Simple Notebook (Standard Parameters Only)
If your notebook only needs the standard fields (assets, datasets, deriva_ml):
# src/configs/my_analysis.py
"""Configuration for my analysis notebook.
This module registers the configuration for the my_analysis notebook.
"""
from deriva_ml.execution import notebook_config
notebook_config(
"my_analysis",
defaults={
"assets": "my_assets", # Which asset group to use
"datasets": "my_datasets", # Which dataset group to use
},
description="My analysis notebook",
)
Notebook with Custom Parameters
If your notebook needs additional configuration options:
# src/configs/my_analysis.py
"""Configuration for my analysis notebook with custom parameters."""
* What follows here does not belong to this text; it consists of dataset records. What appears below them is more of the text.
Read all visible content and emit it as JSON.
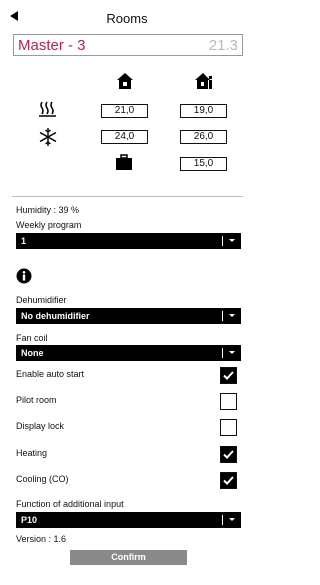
{
  "header": {
    "title": "Rooms"
  },
  "room": {
    "name": "Master - 3",
    "temperature": "21.3"
  },
  "setpoints": {
    "comfort": {
      "home": "21,0",
      "away": "19,0"
    },
    "cooling": {
      "home": "24,0",
      "away": "26,0"
    },
    "holiday": {
      "away": "15,0"
    }
  },
  "humidity_label": "Humidity : 39 %",
  "weekly_program": {
    "label": "Weekly program",
    "value": "1"
  },
  "dehumidifier": {
    "label": "Dehumidifier",
    "value": "No dehumidifier"
  },
  "fan_coil": {
    "label": "Fan coil",
    "value": "None"
  },
  "options": [
    {
      "label": "Enable auto start",
      "checked": true
    },
    {
      "label": "Pilot room",
      "checked": false
    },
    {
      "label": "Display lock",
      "checked": false
    },
    {
      "label": "Heating",
      "checked": true
    },
    {
      "label": "Cooling (CO)",
      "checked": true
    }
  ],
  "additional_input": {
    "label": "Function of additional input",
    "value": "P10"
  },
  "version_label": "Version : 1.6",
  "confirm_label": "Confirm",
  "icons": {
    "back": "back-arrow-icon",
    "home": "home-icon",
    "home_away": "home-away-icon",
    "heating": "heating-waves-icon",
    "cooling": "snowflake-icon",
    "holiday": "suitcase-icon",
    "info": "info-icon"
  },
  "colors": {
    "room_name": "#b0245a",
    "room_temp": "#bbbbbb",
    "confirm_bg": "#8a8a8a"
  }
}
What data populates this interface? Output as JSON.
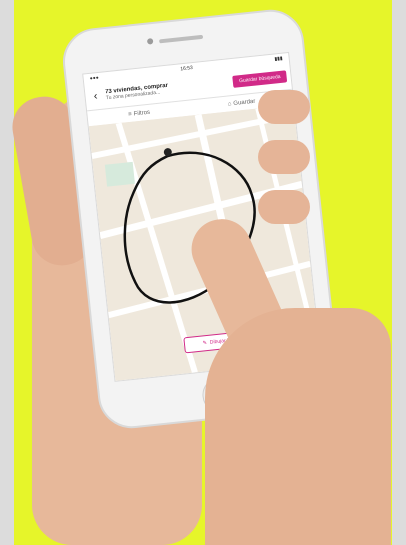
{
  "app": {
    "status_time": "16:53",
    "status_signal": "●●●",
    "status_battery": "▮▮▮",
    "header": {
      "title": "73 viviendas, comprar",
      "subtitle": "Tu zona personalizada...",
      "save_search_label": "Guardar búsqueda"
    },
    "tabs": [
      {
        "label": "Filtros",
        "icon": "filter-icon"
      },
      {
        "label": "Guardar",
        "icon": "save-icon"
      }
    ],
    "map": {
      "draw_zone_label": "Dibujar la zona"
    },
    "colors": {
      "background_yellow": "#e6f52a",
      "accent_pink": "#d12a88",
      "map_base": "#efe8dc",
      "roads": "#ffffff"
    }
  }
}
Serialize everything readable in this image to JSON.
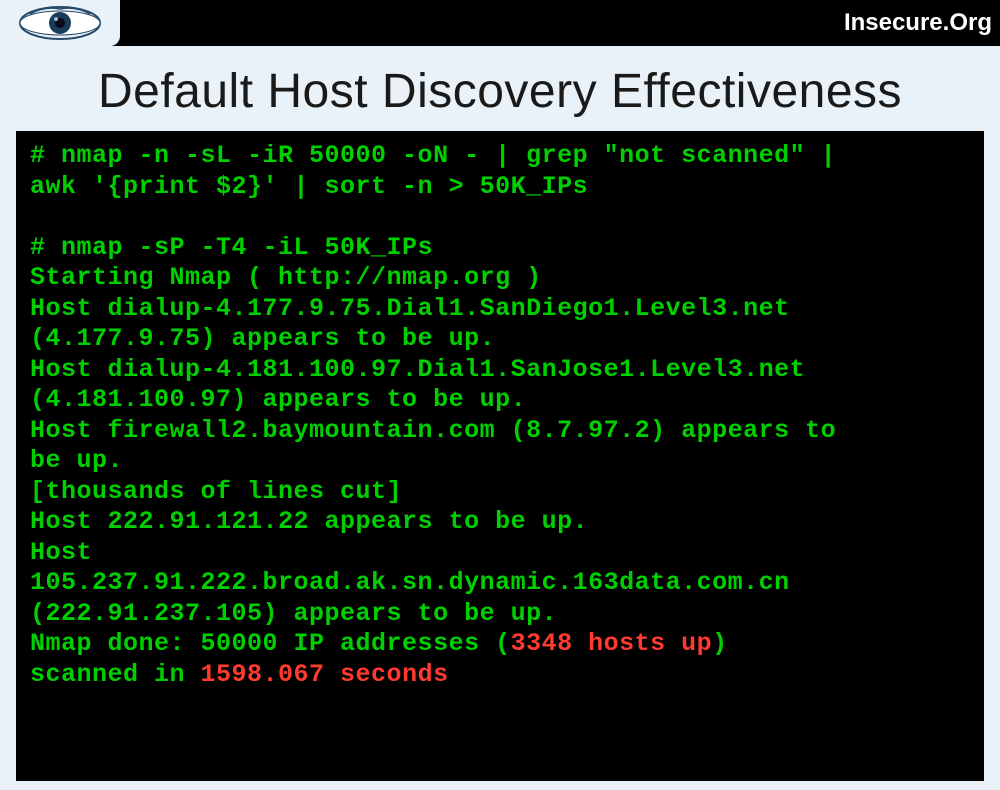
{
  "header": {
    "brand": "Insecure.Org"
  },
  "slide": {
    "title": "Default Host Discovery Effectiveness"
  },
  "terminal": {
    "cmd1_l1": "# nmap -n -sL -iR 50000 -oN - | grep \"not scanned\" |",
    "cmd1_l2": "awk '{print $2}' | sort -n > 50K_IPs",
    "blank": "",
    "cmd2": "# nmap -sP -T4 -iL 50K_IPs",
    "starting": "Starting Nmap ( http://nmap.org )",
    "host1_l1": "Host dialup-4.177.9.75.Dial1.SanDiego1.Level3.net",
    "host1_l2": "(4.177.9.75) appears to be up.",
    "host2_l1": "Host dialup-4.181.100.97.Dial1.SanJose1.Level3.net",
    "host2_l2": "(4.181.100.97) appears to be up.",
    "host3_l1": "Host firewall2.baymountain.com (8.7.97.2) appears to",
    "host3_l2": "be up.",
    "cut_note": "[thousands of lines cut]",
    "host4": "Host 222.91.121.22 appears to be up.",
    "host5_l1": "Host",
    "host5_l2": "105.237.91.222.broad.ak.sn.dynamic.163data.com.cn",
    "host5_l3": "(222.91.237.105) appears to be up.",
    "done_prefix": "Nmap done: 50000 IP addresses (",
    "done_red": "3348 hosts up",
    "done_suffix": ")",
    "scanned_prefix": "scanned in ",
    "scanned_red": "1598.067 seconds"
  }
}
from dataclasses import dataclass
from deriva_ml.execution import BaseConfig, notebook_config
@dataclass
class MyAnalysisConfig(BaseConfig):
"""Configuration for my analysis notebook.
Attributes:
threshold: Confidence threshold for predictions.
show_plots: Whether to display plots inline.
output_format: Format for output files ('csv' or 'json').
"""
threshold: float = 0.5
show_plots: bool = True
output_format: str = "csv"
notebook_config(
"my_analysis",
config_class=MyAnalysisConfig,
defaults={"assets": "my_assets"},
description="My analysis with custom parameters",
)
Configuration Tips
- Use descriptive field names that make the configuration self-documenting
- Provide sensible defaults so notebooks run without extra configuration
- Add docstrings to explain what each parameter controls
- Match defaults to asset/dataset groups you've defined in
assets.pyanddatasets.py
Step 2: Create the Notebook
Create your notebook in the notebooks/ directory. Use the run_notebook() API for initialization:
# Cell 1: Initialization
from deriva_ml.execution import run_notebook
# Initialize with one call - this handles:
# - Loading configuration
# - Connecting to DerivaML
# - Creating workflow and execution
# - Downloading input datasets
ml, execution, config = run_notebook("my_analysis")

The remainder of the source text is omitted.